17 Nisan sabahından itibaren yeniden şekillenecek
olan Türkiye siyasetinde Baykal ve İnce’nin CHP siyasetini belirleyecek 1.adam
2.adam olacaklarından zerre kadar şüphe duymuyorum.
Tüm çabaya rağmen referandum araştırma sonuçlarında
Evet eğilimi gözlemiyor Hayır diyenlerin açık ara önde gittiği kabul
görülüyorsa bunda sağ siyasetin içinden gelmiş olanların etkisi asla inkar
edilemez.
Bu gün Hayır diyenler sadece solculardan ibaret
görülmüyorsa,bunda Meral Akşener’in Sinan Ogan’ın,Koray Aydın’ın,Ümit Özdağ’ın
Temel Karamollaoğlu’nun Atilla Kayan’ın Gültekin Uysal’ın,Çetin
Açıkgöz’ün,Osman Pamukoğlu’nun Sadettin Tantan’ın hatta Ökkeş Şendil’lerin
katkısı var.
Bunların içinden bir kadın var ki o Meral Akşener.

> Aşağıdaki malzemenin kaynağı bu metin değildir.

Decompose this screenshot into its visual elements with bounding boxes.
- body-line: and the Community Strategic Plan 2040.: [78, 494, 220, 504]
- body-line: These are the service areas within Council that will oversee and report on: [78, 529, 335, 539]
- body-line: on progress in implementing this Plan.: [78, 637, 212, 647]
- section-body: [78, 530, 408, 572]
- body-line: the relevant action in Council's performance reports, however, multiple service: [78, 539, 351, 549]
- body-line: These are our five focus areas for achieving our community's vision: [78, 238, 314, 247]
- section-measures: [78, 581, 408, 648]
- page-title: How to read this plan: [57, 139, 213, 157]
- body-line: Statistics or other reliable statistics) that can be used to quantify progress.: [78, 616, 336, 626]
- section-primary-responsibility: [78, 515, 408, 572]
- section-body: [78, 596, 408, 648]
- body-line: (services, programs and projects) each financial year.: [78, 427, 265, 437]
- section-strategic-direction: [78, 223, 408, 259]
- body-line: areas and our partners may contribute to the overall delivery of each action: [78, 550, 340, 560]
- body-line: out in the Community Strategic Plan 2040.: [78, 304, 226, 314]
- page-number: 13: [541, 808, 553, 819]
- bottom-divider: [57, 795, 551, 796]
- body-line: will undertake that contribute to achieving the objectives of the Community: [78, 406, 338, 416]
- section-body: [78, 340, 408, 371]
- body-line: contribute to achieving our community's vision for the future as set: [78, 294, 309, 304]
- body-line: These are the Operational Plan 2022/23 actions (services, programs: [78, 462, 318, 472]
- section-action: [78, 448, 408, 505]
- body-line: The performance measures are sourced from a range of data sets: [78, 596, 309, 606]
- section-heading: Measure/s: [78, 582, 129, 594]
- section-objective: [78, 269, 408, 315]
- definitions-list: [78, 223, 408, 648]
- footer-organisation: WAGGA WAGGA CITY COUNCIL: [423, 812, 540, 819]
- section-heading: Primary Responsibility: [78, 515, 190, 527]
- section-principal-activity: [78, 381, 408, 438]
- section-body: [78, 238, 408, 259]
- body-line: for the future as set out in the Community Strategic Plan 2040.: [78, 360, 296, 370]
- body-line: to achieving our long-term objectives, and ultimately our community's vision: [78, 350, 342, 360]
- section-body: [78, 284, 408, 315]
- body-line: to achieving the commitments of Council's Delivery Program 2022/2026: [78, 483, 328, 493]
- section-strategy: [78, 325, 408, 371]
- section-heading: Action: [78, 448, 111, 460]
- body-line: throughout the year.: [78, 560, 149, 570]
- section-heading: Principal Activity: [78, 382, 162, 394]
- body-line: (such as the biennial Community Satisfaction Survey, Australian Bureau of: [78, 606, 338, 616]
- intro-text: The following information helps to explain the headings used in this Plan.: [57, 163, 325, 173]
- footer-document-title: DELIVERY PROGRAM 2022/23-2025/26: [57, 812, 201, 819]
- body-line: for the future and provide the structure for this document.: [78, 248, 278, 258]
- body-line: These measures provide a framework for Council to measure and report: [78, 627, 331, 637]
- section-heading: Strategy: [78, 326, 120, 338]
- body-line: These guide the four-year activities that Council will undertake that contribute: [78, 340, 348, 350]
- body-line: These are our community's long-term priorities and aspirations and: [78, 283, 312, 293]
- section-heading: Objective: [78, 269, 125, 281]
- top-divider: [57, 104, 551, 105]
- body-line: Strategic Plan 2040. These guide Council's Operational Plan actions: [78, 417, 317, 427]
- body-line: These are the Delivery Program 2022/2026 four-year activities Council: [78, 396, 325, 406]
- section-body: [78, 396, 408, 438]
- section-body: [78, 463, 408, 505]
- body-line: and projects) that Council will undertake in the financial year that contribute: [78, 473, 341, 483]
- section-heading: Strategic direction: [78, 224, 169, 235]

Devletin top yekün kendine rakip
gördüğü Meral Akşener bu döneme damgasını vuran isimdir.Arkasında medyası
yok.Arkasında dev holding sahibi iş adamları yok.Arkasında bir parti yok.Almış
yüreğini eline düşmüş Anadolu yollarına.Gideceği illerde valiler sıkıyönetim
ilan eder tahsis edilen salonlar iptal edilir saldırıya uğrar hakarete uğrar. Ama
o diyeceği der gideceği yere gider. Cumhuriyetin bir kadın olarak kendine
verdiği hakların farkında olarak yükümlülüklerini yerine getirir.
17 Nisan sonrası yeniden şekillenecek olan Türkiye
siyasetinin sağ kanadı, sağın yeni kahramanı Meral Akşener’in ellerinde şekil
bulup, yeniden Cumhuriyet değerlerine bağlı hale getirilecektir.